IAM permissions for Automate users of InfraServer views

[kalroy]

User Story

As an Automate admin user I should be able to define the permissions of views of the Infra Server.

Cookbooks

• [x] #5748
• [x] #5749

Roles

• [x] #5750
• [x] #5765
• [x] #5766
• [x] #5767
• [x] #5768
• [x] #5769
• [x] #5770
• [x] #5771

Environment

• [x] IAM permission to view Environment - https://github.com/chef/automate/issues/5879
• [x] #5886
• [x] #5887
• [x] #5889
• [x] #5890
• [x] #5891
• [x] #5892
• [x] #5893

Databag

• [x] #5935
• [x] #5936
• [x] #5937
• [x] #5938
• [x] #5959
• [x] #5960
• [x] #5961
• [x] #5962

Client

• [x] #5973
• [x] #5974
• [x] #5990
• [x] #5991
• [x] #5992
• [x] #5993
• [x] #5994
• [x] #5995

Nodes

• [x] #5986
• [x] #5987
• [x] #5988
• [x] #5989

PolicyFile

• [x] #5963
• [x] #5964

PolicyGroup

• [x] #6053
• [x] #6054

Organization

• [x] #5823
• [x] #5824

InfraServer

• [x] #5820
• [x] #5821
• [ ] #5822

Chef Managed Policies

• [x] #6318
• [x] #6319
• [x] #6330
• [x] #6331

Projects

• [ ] #5779

Definition of Done

Demo Script / Repro Steps

[btm]

@kalroy I said something in the meeting, but I'll say again what you started here is great. :partying_face:

The permissions matrix feels pretty big and hard for us to make sure it is implemented and works as we desired. Have you thought about how to document that? For the ticket itself, for the tests, and/or for the final docs?

I thought about Administrator/Editors/Viewers versus Project Owner/Editor/Viewer some when I was drafting #5742, and it was clear we need to write down what this is holistically somewhere, but also I wasn't 100% sure on the appropriate terminology of policies/roles and which we would apply to the API and ultimately to the UI or UX decisions we would make based on that (e.g. don't display a tab, or leave it there but have it gray with a mouse-over that explains they don't have access or what).

Some of those decisions, like in #5742, we might need to make as we go. Or we could play it safe and require 'Administrator' for some new functionality, like the users tab, and then do a better job at identifying/discussing the personas that apply to those IAM policies in this epic.

I was looking at the IAM docs today and noticed this:

https://docs.chef.io/automate/iam_v2_overview/#assigning-resources-to-projects

Two categories of resources exist for project assignment:

Ingested client run and compliance nodes Teams, API Tokens, Policies, and Roles created in Automate

Which doesn't mention Infra Server organizations. Which is a "doc bug" but, mostly, it's a reminder for me that this epic is a big body of work to do well.

[kalroy]

@btm Thank you for your inputs. I agree this work is absolutely necessary and important considering the dependency we have on the roles here. These roles would impact:

• the ability of the API
• the ability to view the UI

This needs to be done right and start early. As per my understanding, the behaviour of the UI may change as we will have our discussions but based on some the discussions we have with a couple of customers and CAs it seems to me that they like the idea of not allowing to even view everything they are not supposed to view (specifically data bags).
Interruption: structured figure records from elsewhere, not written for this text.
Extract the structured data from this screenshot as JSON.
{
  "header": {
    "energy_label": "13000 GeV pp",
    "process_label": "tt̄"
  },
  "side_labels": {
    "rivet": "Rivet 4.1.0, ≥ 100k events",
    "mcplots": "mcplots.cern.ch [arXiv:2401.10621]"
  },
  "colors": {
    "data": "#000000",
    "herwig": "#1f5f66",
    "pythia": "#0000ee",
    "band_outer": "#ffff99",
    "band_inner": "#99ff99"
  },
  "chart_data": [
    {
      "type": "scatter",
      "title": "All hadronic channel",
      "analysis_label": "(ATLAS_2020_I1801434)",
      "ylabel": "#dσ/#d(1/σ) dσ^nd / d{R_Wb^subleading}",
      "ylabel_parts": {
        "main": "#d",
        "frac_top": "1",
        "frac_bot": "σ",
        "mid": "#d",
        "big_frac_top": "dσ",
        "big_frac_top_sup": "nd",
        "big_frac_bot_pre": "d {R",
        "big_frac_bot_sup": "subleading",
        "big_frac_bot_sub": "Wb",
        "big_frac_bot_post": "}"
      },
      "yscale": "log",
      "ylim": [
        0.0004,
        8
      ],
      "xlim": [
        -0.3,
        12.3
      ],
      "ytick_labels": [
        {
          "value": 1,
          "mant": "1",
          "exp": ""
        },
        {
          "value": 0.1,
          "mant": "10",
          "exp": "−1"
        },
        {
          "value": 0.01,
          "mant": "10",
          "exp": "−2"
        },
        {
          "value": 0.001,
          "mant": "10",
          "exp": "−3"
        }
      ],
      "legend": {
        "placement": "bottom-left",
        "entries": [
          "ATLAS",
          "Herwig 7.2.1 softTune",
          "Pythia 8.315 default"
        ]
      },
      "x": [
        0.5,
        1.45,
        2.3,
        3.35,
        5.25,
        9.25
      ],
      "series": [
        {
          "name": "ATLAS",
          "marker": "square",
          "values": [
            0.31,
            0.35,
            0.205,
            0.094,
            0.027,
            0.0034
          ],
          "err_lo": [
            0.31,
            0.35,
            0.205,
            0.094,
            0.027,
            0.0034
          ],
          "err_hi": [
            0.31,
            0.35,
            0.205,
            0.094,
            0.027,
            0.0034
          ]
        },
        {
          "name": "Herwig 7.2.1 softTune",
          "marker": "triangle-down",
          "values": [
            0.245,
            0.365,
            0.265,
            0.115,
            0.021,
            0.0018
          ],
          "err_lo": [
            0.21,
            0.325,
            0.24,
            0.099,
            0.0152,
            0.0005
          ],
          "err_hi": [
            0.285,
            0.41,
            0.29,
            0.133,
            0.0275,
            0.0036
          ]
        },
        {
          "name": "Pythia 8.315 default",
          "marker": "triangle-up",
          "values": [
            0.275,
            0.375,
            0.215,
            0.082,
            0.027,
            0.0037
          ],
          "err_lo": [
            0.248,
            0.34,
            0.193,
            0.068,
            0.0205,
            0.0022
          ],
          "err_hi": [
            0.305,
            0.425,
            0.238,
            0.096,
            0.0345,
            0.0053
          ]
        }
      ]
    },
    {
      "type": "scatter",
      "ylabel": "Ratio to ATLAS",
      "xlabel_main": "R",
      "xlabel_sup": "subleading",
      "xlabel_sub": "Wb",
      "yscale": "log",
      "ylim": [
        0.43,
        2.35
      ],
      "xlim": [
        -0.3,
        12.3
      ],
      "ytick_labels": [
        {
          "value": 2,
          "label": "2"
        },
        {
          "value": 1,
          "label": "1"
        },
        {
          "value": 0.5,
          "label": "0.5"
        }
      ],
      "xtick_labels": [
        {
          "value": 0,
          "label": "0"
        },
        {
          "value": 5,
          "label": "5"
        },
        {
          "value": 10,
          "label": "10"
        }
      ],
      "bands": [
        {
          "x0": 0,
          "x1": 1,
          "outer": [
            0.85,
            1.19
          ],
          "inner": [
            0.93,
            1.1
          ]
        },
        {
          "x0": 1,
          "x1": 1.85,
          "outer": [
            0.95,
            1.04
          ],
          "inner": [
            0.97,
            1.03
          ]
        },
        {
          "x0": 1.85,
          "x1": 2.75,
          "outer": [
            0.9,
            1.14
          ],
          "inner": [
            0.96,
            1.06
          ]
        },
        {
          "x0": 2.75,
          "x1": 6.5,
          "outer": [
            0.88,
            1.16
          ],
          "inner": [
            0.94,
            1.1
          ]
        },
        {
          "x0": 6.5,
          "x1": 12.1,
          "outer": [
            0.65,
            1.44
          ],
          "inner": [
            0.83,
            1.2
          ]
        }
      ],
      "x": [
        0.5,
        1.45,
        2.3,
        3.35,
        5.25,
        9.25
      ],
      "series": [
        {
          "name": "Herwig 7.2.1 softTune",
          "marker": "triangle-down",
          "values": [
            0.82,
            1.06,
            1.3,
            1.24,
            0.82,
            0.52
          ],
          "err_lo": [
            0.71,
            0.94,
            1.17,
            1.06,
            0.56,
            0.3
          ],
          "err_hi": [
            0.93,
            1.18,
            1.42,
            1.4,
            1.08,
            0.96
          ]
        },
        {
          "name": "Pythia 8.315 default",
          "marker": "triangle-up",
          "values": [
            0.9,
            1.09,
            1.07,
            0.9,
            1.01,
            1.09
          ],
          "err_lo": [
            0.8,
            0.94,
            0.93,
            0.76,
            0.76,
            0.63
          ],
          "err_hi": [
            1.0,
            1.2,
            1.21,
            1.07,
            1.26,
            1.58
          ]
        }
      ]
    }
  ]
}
Regarding the process to get these done properly across testing, implementation and docs, this is how we are approaching:

• Every new action needs to be applied to the relevant APIs
• Every new action needs to be applied in the UI to make it behave accordingly
• Every new action needs to be updated in an internal document under dev-docs folder
• Every new action needs to have an API integration test using cypress

The idea of the docs is to make sure that we have all the relevant information internally as well as to present to the docs-team to update the public docs when we are ready to expose this work to the customers.

Would like to hear your thoughts on this approach.